Greg Rogers: I do not believe inherited wealth necessarily destroys motivation. It certainly can do so if the family doesn’t communicate well about the purpose of the wealth, or if the effort isn’t made to prepare inheritors. We have found that when the family wealth conversation is framed to support the human development of each family member, that the opportunity exists to overcome issues of entitlement and motivation.

Can you teach someone to be a good beneficiary?
Greg Rogers:  Historically, legal structures have been set up to “protect” the beneficiary from the negative effects of wealth; however, the solutions led to an institutionalized experience for the beneficiary. Family governance facilitators, with leadership by John A Warnick and Hartley Goldstone, are flipping the historic beneficiary relationship on its head, to have trust and related resources support the growth and development of the beneficiary. Yes, you can teach anyone to be a good beneficiary, when resources are prioritized to help their development.

I was very saddened to hear about the loss of your longtime collaborator and friend Scott Budge.  Could you talk a little bit about his contribution to RayLign’s thinking as well as the wider family wealth community?
Greg Rogers: I mentioned “The Road to Character” by David Brooks, at Scott’s Memorial. The book refers to the different virtues of a resume (projecting what we want people to believe) versus a eulogy (what people actually experience us to be). For Scott, they were the same. He was a caring, thoughtful person in professional and personal settings, and in particular was one of the great all-time listeners. I met Scott during my training at the Ackerman Institute for the Family, where we shared a common obsession for the long-term well being of families.  
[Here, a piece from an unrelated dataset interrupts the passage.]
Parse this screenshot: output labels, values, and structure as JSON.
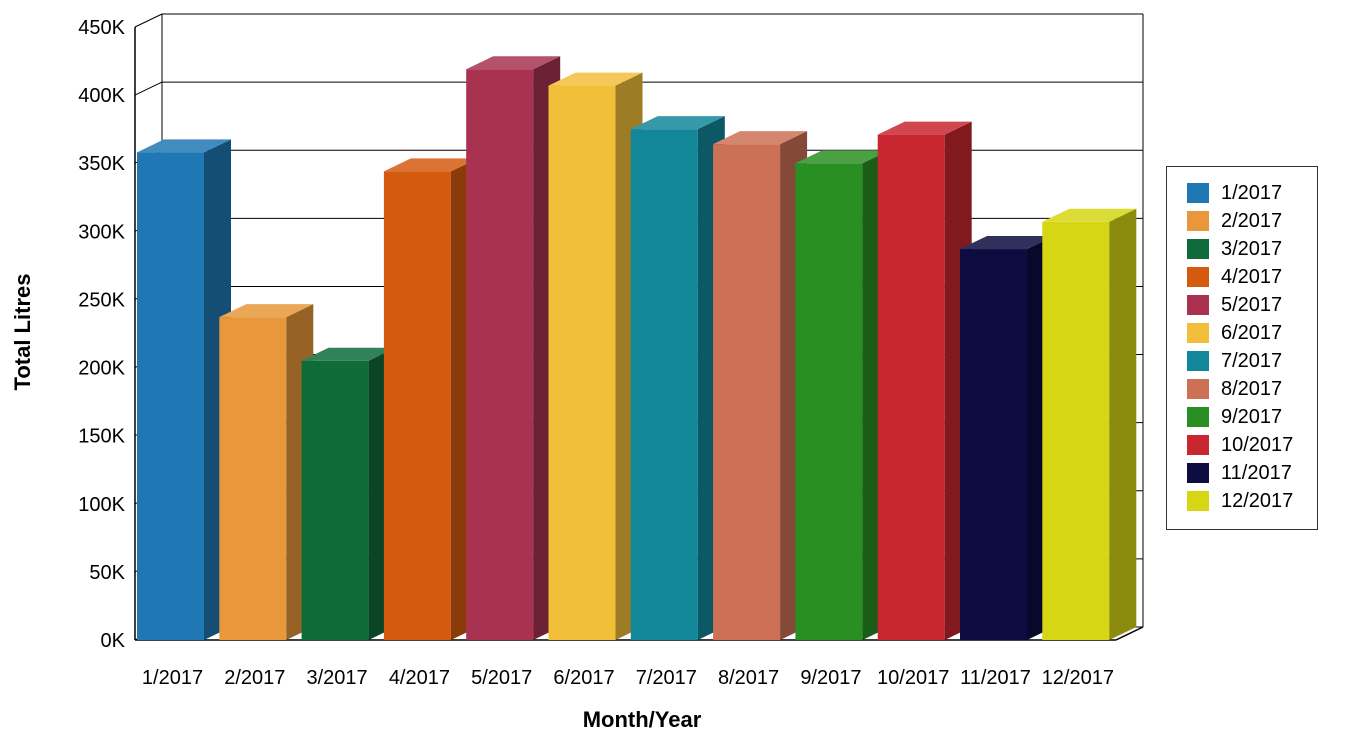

Scott was an intellectual heavyweight with regards to the history and application of psychology.  He was uniquely able to make the language of psychology consumable for families and their advisors, in both a clinical and consultative setting. With Scott’s help over the years, we have built an expansive network of professional family dynamics relationships that will continue to collaborate together to help carry his legacy forward. Scott will be dearly missed.